Je ne m’étais jamais considéré comme un touriste sexuel. Quand j’ai décidé de descendre en République dominicaine, j’étais photographe et je me suis lancé dans un projet sur la prostitution. L’idée du projet s’est cristallisée après la lecture du livre de Denise Brennan, What’s Love Got to Do With It?, une ethnographie de travailleuses du sexe dans une petite ville de villégiature sur la côte nord du DR. Les histoires que Brennan raconte sur les femmes qui s’installent à Sosúa pour travailler dans le domaine du travail du sexe brossent un tableau non pas des victimes passives de circonstances, mais des femmes qui réalisent de manière pragmatique des plans visant à améliorer leur vie et celle de leurs enfants.

Brennan n’ a pas trouvé les malheureuses victimes auxquelles on pouvait s’attendre. Il s’est avéré que moi non plus. Son livre a aidé à dissiper les préjugés et les doutes que j’avais. Mais alors que je faisais mes valises pour ce premier voyage, j’ai compris que pour réaliser le projet photo que je voulais faire, entrer et représenter leur monde, j’aurais probablement besoin de devenir leur client. Je deviendrais touriste sexuel.

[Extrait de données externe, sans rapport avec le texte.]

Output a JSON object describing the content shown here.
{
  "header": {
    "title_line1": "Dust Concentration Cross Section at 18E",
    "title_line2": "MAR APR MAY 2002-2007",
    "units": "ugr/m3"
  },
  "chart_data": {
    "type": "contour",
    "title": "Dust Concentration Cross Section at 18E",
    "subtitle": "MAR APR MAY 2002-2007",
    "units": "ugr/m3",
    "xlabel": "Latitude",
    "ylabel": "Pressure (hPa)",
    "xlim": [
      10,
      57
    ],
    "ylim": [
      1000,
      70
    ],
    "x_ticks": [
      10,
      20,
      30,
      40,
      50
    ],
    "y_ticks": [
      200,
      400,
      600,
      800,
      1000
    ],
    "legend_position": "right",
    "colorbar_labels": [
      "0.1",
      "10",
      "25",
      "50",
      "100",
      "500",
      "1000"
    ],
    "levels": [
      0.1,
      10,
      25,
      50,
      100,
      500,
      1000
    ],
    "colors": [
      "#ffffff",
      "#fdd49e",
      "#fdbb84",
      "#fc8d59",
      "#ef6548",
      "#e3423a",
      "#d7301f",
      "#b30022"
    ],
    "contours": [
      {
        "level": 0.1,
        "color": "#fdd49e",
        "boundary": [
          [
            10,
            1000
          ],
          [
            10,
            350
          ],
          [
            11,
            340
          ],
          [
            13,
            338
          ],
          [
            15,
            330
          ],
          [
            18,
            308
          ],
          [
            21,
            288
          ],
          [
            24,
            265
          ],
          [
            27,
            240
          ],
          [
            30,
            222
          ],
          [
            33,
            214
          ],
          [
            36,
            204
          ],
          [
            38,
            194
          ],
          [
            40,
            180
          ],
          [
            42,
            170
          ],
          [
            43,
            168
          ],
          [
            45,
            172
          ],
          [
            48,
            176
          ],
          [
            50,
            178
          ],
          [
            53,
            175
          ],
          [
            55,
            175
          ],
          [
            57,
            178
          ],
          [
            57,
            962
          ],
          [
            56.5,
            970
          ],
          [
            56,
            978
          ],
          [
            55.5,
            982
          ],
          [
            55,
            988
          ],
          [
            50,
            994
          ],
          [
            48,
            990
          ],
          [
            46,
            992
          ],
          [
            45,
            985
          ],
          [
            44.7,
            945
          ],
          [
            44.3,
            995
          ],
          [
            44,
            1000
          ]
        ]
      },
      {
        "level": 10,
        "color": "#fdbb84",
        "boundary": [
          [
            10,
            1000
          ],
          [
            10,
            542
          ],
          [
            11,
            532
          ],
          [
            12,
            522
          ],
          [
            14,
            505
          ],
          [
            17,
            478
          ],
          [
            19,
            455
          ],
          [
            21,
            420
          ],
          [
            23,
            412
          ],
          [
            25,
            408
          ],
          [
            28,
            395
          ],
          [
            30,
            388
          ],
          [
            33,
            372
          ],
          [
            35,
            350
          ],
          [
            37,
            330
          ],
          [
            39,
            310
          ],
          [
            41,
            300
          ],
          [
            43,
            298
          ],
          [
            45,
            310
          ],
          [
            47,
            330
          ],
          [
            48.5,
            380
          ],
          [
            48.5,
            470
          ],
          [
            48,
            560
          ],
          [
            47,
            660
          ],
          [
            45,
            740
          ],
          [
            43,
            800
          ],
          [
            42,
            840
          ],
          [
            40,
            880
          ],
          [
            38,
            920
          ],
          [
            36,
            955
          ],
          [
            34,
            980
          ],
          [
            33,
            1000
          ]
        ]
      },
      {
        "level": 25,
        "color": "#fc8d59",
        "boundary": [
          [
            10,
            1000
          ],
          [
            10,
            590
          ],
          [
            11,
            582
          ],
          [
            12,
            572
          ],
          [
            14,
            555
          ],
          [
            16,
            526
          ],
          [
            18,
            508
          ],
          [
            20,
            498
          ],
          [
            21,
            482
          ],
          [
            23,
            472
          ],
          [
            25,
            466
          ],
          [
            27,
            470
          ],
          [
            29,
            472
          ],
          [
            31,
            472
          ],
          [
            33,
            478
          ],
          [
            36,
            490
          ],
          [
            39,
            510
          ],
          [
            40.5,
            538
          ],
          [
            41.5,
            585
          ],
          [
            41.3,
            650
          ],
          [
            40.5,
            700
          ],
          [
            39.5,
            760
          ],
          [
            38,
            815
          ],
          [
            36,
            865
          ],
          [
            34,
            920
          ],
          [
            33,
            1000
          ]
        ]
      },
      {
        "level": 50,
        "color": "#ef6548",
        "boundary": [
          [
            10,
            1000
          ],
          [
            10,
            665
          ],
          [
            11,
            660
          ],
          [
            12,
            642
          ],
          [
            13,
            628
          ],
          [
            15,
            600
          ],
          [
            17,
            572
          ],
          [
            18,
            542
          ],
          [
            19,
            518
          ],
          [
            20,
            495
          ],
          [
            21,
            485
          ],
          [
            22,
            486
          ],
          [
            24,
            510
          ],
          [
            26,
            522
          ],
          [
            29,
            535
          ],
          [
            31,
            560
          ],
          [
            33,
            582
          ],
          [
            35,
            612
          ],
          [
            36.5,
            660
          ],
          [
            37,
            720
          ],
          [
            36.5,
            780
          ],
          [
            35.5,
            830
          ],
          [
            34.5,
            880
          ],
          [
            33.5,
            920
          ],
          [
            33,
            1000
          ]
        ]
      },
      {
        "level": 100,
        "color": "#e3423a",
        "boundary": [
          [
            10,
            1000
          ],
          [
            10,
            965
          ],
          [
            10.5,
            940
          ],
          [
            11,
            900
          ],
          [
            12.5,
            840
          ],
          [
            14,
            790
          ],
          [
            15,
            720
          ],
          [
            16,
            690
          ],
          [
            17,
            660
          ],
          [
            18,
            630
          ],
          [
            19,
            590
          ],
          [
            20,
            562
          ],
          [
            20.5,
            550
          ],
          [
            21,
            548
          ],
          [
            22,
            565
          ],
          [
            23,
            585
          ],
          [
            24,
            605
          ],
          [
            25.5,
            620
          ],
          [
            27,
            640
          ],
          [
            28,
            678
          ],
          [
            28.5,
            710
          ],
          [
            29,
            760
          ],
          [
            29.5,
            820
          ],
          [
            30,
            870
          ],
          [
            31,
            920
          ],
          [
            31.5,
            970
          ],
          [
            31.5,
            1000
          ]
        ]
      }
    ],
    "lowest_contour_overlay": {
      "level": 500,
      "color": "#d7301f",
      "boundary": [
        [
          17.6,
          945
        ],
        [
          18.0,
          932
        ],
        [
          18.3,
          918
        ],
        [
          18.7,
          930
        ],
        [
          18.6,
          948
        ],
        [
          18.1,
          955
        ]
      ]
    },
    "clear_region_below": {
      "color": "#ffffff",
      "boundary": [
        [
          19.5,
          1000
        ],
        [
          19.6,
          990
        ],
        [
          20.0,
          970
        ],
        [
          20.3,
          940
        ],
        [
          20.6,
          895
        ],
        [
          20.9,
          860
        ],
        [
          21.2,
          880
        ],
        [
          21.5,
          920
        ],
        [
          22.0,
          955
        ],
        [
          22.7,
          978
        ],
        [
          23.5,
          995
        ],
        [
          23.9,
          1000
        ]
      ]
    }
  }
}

Qu’est-ce que c’est le tourisme sexuel?

Pour être franc, j’attendais avec impatience la perspective d’avoir des rapports sexuels avec des prostituées dominicaines. Cela faisait longtemps que je n’avais pas eu de rapports sexuels depuis le moment où je me suis rendu au DR, un fait probablement lié à mon choix de projet photo. Ma seule expérience antérieure avec une prostituée remonte à plusieurs années, à Amsterdam. Je me souviens qu’elle, comme la plupart des femmes que j’ai rencontrées à Sosúa, venait de Saint-Domingue.

Avec la première femme que j’ai rencontrée à Sosúa, j’ai essayé de photographier. Pas de sexe. Ce n’était pas le reflet d’une hésitation de principe – je ne la trouvais pas attirante. Mais elle avait un service à vendre, et elle vendait et vendait durement. J’ai payé pour le sexe et elle m’ a permis de la photographier. J’ai vite découvert le bordel où j’allais passer beaucoup de temps au cours des six prochains mois, à connaître les femmes qui y travaillaient. La première moitié de la série a été abordée plus comme un portrait que comme un reportage et montre les femmes au travail, habitantes de leur personnalité professionnelle, projetant la promesse du sexe.

Les escortes, comment sont elles?

Au fil du temps, les femmes m’ont parlé de leur vie en dehors du travail, de la façon dont elles sont arrivées à Sosúa et de leur routine hebdomadaire d’envoyer des fonds à la maison pour subvenir aux besoins de leurs enfants. En apprenant à mieux connaître deux de ces femmes, elles m’ont permis d’avoir accès à leur vie de tous les jours – leur temps d’inactivité – et je les ai photographiées là où elles vivaient et se promenaient pendant leurs heures creuses.

Pendant de nombreuses années, je n’étais pas intéressée à avoir une relation avec une femme, ce qui explique en grande partie le manque de sexe avant ce projet. Au cours des six mois que j’ai passé à Sosúa, j’ai été séduite par la nature transactionnelle honnête et directe du sexe – quelque chose que j’étais beaucoup plus à même de négocier que le sexe lié aux rencontres ou aux fréquentations liées au sexe.

J’en suis venu à vraiment aimer une des femmes que j’ y voyais régulièrement. Elle est finalement devenue la femme que je voyais exclusivement. Au lieu de traîner au bordel, on a commencé à traîner chez elle. Puis, quand elle quittait le bordel pour rentrer chez elle et passer du temps avec sa fille, on se retrouvait dans des hôtels à Saint-Domingue. Quand elle est allée à St. Maarten pour un contrat de travail, je l’ai rencontrée là-bas. Quand elle est allée à Curaçao pour un autre contrat de travail, je l’ai rencontrée là-bas. Entre les visites, nous discutons tous les jours sur WhatsApp. Cela dure depuis près de trois ans maintenant.